German Culture and Politics


Sunday, July 09, 2006

Merkel’s marriage of convenience looks shaky (FT)

Last week, something profound happened in Germany. A large number of Germans lost faith – not in their spirited football team, but in their spiritless government. The trigger was a shocking healthcare reform package, which Angela Merkel, the German chancellor, hailed as a big step forward. Some political commentators joked that Jürgen Klinsmann, the national football coach, might make a more effective political leader.

Ms Merkel’s star has tumbled over the past week as the government’s reform agenda has come unstuck. Only seven months ago she enjoyed the highest popularity ratings ever recorded by a postwar chancellor. Today it looks as if the grand coalition of Social Democrats and Christian Democrats is failing to deliver change. Der Spiegel, the influential German news magazine, last week asked whether she might end up as a less successful chancellor than Gerhard Schröder, her not very successful predecessor.

How could the public’s opinion of Ms Merkel and her government change in such a short time? Looking at Germany from the outside, Ms Merkel appears to be a modern, dynamic leader. She has transformed the country’s foreign policy. She managed to mend relations with George W. Bush, US president, with whom she has established a good personal rapport. She was instrumental in the difficult negotiations over the European Union’s budget. Under her leadership, Germany has become a more reliable and effective player in EU politics. After seven years of Mr Schröder’s national corporatism, Ms Merkel seemed like a breath of fresh air.
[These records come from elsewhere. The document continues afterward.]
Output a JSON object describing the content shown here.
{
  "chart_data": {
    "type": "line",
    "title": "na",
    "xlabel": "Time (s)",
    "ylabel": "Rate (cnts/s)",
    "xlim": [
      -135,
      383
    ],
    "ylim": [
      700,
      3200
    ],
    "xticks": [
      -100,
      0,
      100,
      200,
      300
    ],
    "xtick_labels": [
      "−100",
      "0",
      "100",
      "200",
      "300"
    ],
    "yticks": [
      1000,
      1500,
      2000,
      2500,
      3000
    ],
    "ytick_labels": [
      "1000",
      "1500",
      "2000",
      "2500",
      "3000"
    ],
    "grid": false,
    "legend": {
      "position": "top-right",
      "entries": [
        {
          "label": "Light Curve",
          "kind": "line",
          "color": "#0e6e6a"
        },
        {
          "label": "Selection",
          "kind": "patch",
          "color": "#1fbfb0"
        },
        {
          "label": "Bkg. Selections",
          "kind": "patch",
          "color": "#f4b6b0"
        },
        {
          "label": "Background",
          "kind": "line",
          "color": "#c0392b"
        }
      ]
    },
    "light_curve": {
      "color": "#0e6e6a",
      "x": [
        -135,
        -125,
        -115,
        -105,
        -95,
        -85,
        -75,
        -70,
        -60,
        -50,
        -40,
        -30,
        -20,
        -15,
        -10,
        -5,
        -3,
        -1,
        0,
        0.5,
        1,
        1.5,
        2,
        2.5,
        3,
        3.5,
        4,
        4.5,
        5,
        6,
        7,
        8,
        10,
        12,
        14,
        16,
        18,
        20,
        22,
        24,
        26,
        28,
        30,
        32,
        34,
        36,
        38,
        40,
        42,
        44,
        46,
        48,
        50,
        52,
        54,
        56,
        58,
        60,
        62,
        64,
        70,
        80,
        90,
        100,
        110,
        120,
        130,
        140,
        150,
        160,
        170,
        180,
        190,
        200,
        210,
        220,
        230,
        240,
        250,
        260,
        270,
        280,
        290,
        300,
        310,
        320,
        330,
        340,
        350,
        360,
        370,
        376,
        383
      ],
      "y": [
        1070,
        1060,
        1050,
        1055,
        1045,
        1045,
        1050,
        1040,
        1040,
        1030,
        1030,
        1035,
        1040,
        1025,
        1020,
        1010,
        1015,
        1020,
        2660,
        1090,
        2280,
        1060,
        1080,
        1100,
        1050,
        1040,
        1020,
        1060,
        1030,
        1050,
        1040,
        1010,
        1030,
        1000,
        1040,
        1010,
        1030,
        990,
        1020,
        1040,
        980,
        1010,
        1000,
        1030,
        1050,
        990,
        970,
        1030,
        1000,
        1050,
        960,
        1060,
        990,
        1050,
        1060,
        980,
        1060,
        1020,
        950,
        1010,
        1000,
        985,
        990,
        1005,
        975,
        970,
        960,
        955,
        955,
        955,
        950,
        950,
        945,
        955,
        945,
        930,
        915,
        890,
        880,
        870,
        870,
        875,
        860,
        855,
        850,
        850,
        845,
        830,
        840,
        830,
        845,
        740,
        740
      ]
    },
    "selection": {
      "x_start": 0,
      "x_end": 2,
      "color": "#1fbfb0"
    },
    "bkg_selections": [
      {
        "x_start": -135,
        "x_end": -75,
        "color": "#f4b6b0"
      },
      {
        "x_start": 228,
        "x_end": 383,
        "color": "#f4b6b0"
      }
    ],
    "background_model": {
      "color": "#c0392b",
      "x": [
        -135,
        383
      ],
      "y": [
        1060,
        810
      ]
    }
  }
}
What happened?

The basic problem with Ms Merkel is her evident lack of a coherent domestic policy agenda. She is respected for her intelligence and efficiency. But as chancellor of a grand coalition, she seems to value the fact of a compromise more than its content. When in opposition, she went out of her way to associate herself with radical reform ideas such as a flat income tax. In government, she appears to have made a Faustian pact with the enemies of reform.

Healthcare reform should have been the defining issue for this grand coalition. Ms Merkel said so herself many times. The problem with the German system is not its quality, but how it is financed. Germany has a compulsory insurance scheme, paid for by employers and employees in equal measure. It is not the only country in the world facing rising healthcare costs, but in Germany those costs are linked to wages. Without structural reform, the rise in healthcare costs will lead directly to a loss in competitiveness.

The compromise Ms Merkel tried to sell to the German public last week failed the main test – to break the link between health costs and wages. Nor did it include market-based mechanisms that would put a lid on overall spending on healthcare. Its main element was an increase in user charges. What Ms Merkel calls reforms in reality amount to little more than a hike in insurance rates. The main structural change is a new layer of bureaucracy to shuffle money between patients and the various health insurance companies.

The irony here is that the Christian Democrats and Social Democrats each started out with workable proposals. It is the compromise between the two that does not work. The SPD wanted a tax-based health insurance system with some similarities to Britain’s National Health Service. The CDU favoured a system with greater market freedoms. Both proposals would have led to a gradual delinking of healthcare costs from wages. Both would have restrained total healthcare spending, albeit through different mechanisms. If they had not been stuck in this wretched grand coalition, either party might have delivered a better system on its own.

Until last week, the public and the business community gave Ms Merkel and her coalition the benefit of the doubt. The country had been enjoying a cyclical boom. It seemed the wrong time to spoil the party when the economy appeared to be doing so well. But it was becoming increasingly obvious that this was a fool’s paradise. When the cycle turns down, as it eventually will, the country’s old economic problems will resurface, unless the government implements economic reforms. So far, the government has wasted precious time.

Last week, the critics finally came out from their hiding places. Rarely have German political commentators used such vituperative prose as they did last week. The style of debate is getting rougher even within the grand coalition itself. Its leaders spent the last few days openly trading insults, accusing each other of a breach of trust. After seven months, this is the first genuine coalition bust-up.

Grand coalitions are marriages of convenience. They are not meant to last forever in a modern democracy. The healthcare debacle has shown that this particular marriage is not nearly as convenient as it first appeared. Do not expect any upheavals in the short term. There is at the moment no alternative to this grand coalition. But it is far from certain that it will last the full term.